ON November 14, 2009 at the MGM Grand in Las Vegas, Manny Pacquiao and Miguel Cotto met in a welterweight superfight. The Puerto Rican’s WBO welterweight title was on the line as Pacquiao – who began his professional career as a wiry flyweight – was aiming for a major title in a seventh weight class.

“HIS weaknesses are obvious to me,” said Cotto. “He lost to Erik Morales in their first fight, had a draw with Juan Manuel Marquez and then a razor-thin victory in the rematch. Pacquiao faced a very tired and aged Oscar De La Hoya. Then Ricky Hatton, an overrated fighter. Against me the story will be different. It will be war.”

COTTO retained that unerring determination from the moment the fight was signed, right up until the fight was over. He promised to win, “For the glory of Puerto Rico.”
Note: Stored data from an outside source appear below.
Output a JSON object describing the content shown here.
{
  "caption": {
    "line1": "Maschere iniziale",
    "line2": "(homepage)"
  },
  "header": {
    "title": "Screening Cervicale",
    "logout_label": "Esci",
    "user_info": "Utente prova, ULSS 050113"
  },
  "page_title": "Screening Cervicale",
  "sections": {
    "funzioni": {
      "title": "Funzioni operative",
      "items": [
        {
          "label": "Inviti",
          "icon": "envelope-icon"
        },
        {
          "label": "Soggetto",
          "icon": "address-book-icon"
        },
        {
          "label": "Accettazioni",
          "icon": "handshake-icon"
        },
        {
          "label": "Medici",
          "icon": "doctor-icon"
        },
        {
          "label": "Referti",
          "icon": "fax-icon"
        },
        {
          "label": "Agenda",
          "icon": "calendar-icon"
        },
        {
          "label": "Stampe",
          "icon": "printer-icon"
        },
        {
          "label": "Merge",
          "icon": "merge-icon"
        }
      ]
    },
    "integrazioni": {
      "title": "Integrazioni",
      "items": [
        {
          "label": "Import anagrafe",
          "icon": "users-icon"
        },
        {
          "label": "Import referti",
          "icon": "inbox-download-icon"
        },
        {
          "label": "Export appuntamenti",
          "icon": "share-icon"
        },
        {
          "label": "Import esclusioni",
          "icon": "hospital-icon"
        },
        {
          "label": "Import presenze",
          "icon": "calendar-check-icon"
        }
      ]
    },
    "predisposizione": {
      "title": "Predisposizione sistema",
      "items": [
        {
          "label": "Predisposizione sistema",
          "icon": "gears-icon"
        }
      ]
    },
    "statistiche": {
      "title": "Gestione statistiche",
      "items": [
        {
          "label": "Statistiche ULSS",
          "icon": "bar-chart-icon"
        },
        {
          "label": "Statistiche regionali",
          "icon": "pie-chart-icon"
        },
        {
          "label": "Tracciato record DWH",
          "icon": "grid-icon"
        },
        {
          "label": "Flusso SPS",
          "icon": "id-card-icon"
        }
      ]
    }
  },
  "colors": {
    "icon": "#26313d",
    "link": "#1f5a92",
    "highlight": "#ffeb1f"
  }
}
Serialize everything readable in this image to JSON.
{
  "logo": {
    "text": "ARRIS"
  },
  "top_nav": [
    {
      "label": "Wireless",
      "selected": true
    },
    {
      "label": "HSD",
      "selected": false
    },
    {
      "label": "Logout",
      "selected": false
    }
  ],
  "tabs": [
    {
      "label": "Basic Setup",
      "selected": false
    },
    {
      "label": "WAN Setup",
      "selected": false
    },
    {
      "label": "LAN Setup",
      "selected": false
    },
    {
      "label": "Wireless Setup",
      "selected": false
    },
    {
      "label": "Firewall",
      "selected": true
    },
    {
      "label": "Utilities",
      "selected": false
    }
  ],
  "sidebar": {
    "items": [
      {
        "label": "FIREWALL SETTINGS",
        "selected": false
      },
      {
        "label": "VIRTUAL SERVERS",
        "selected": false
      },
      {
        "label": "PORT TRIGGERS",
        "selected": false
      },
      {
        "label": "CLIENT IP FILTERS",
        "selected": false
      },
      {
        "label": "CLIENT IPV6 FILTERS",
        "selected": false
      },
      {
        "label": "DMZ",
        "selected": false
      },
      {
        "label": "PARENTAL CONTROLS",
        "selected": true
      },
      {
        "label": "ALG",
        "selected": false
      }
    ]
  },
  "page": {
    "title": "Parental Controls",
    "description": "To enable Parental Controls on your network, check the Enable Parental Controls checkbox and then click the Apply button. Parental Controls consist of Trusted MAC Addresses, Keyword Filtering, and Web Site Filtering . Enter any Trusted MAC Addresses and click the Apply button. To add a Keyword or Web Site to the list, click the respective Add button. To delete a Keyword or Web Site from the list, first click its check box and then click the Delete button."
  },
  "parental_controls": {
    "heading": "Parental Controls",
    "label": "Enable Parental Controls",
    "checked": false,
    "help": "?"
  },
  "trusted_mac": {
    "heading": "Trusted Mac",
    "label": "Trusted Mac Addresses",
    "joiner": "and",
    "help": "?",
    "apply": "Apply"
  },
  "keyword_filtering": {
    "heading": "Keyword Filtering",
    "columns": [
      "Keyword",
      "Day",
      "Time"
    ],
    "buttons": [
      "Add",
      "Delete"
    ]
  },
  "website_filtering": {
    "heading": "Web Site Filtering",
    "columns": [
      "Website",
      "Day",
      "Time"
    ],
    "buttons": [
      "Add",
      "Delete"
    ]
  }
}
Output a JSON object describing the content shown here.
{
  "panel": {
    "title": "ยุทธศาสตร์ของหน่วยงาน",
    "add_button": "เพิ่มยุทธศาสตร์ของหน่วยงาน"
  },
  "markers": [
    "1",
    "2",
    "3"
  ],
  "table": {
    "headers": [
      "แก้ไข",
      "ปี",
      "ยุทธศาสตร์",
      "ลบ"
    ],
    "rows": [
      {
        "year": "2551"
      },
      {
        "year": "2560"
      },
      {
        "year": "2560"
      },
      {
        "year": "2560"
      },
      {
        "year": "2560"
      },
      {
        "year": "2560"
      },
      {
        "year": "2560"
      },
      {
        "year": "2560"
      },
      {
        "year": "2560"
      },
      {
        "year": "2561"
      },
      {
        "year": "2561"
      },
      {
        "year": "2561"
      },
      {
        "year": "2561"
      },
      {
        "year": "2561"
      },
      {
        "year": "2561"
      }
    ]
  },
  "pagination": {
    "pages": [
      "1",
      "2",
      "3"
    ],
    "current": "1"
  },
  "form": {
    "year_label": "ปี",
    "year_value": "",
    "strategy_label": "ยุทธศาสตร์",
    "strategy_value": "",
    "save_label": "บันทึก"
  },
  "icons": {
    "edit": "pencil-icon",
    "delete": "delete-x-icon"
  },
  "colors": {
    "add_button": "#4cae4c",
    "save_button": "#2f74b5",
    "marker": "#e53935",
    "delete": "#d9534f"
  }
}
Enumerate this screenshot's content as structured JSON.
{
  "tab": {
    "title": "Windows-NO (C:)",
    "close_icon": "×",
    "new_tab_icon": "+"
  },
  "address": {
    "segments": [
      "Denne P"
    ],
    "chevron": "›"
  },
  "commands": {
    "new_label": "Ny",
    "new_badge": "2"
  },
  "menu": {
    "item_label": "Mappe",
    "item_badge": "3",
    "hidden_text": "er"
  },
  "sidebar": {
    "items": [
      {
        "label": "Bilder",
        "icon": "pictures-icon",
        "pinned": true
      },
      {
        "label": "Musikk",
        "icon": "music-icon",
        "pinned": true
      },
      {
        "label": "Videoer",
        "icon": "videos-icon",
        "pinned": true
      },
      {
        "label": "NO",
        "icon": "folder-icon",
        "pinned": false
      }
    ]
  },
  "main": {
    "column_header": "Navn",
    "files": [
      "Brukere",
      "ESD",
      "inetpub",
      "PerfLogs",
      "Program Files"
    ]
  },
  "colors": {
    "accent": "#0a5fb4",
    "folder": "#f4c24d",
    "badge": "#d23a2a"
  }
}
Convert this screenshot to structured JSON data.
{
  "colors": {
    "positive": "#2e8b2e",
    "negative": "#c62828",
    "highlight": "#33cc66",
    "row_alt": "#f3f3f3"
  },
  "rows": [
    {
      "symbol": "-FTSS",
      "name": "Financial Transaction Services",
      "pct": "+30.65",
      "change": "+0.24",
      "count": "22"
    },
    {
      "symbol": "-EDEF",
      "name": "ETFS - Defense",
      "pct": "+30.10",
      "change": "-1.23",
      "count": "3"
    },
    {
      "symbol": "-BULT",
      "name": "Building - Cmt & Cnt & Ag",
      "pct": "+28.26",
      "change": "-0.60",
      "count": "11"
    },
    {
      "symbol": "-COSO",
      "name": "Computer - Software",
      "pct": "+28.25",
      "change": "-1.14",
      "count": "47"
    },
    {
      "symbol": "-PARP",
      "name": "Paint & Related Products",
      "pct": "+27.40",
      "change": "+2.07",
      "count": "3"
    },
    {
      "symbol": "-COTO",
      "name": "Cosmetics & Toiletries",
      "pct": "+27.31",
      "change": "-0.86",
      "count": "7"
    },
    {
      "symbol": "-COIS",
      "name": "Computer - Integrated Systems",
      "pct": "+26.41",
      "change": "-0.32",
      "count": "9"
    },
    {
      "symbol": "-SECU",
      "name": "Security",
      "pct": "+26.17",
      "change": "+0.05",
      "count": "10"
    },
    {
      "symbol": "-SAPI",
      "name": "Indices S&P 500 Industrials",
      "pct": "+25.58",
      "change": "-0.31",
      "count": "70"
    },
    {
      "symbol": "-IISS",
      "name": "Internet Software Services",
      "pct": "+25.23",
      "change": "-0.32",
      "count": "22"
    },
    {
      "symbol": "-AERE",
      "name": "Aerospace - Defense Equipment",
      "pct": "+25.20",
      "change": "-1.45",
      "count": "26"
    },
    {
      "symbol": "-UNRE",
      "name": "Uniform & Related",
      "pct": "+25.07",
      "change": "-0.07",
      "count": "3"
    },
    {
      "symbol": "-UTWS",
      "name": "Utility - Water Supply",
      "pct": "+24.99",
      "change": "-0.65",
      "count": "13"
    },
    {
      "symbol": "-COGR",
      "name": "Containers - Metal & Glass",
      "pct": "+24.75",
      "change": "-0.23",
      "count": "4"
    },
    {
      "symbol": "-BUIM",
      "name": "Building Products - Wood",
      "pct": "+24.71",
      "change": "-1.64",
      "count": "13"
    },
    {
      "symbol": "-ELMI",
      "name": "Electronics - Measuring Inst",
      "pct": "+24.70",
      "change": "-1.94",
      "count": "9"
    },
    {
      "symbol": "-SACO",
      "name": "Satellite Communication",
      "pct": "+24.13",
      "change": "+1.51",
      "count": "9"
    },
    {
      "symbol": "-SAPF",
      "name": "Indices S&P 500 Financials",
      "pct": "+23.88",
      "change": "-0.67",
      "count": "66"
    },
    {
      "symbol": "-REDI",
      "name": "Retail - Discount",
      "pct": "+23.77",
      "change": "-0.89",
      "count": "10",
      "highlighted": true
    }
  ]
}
PACQUIAO’S trainer, Freddie Roach, was extremely confident too. He offered (an unclaimed) bounty of $1,000 to any sparring partner who could drop Manny such was his desire to see his growing charge tested to the max in the build-up. “[At the start] I picked him [Pacquiao] to win by decision but the way he’s punching, his speed, we will knock this guy out. We will bust him up a little bit. We’re going to have a fast start and we’re not going to give Cotto any momentum.”

PROMOTER Bob Arum played the host’s card, and welcomed both fighters to the party. “Nobody knows what’s going to happen and I can see the fight going a lot of different ways and that’s why it’s going to be such a great fight.”

CERTAINLY, even before what arguably remains the most impressive performance of his career, Manny Pacquiao was the man of the moment. His face was everywhere in the USA. On billboards, on buses, live on the Jimmy Kimmel show and Time Magazine had to reproduce another 50,000 copies of their magazine that had Manny on the cover to cope with demand.

Manny Pacquiao
Cotto was brilliant in the early rounds Chris Cozzone/USA Today Sports

PACQUIAO, typically, grinned and giggled as he made his way into the ring. Cotto, meanwhile, was pure predator. His focus could be seen in the opening round, too, as he jabbed, and double jabbed. He moved intelligently and swiped accurately at every opening. 1-0, Cotto.

BUT the Filipino was preparing to take over. Cotto was brilliant in the early rounds, but Pacquiao was even better. In the third round, Cotto touched down from a powerful left. His body resisted the fall but his glove touched the canvas and a count was issued. The Puerto Rican fired back with expert punches, stinging Pacquiao, but the ferocity of the smaller man would not be denied.

AT the end of a glorious fourth, Cotto walked straight onto a savage left uppercut. It was testament to his fitness and guts that he survived the round but he was never the same again. His steep descent quickened, and it would be a brutal fall.

Manny Pacquiao
Chris Cozzone/USA Today Sports

PACQUIAO administered a steady beating, rearranging Cotto’s face as he went. The warrior within Miguel made a fight of it until the eighth, and then it was all about survival. There were calls to stop it as blood gushed from his features but the Puerto Rican’s head trainer, Joe Santiago, adhered to his fighter’s pre-fight wishes and allowed the fight to continue. Eventually, and thankfully, the bout was stopped by the referee in the final round.

AFTER his success, jolly little Manny headed over to the Mandalay Bay Events Center and performed an eight-song concert. Some of the tracks he belted out were La Bamba and Sometimes When We Touch.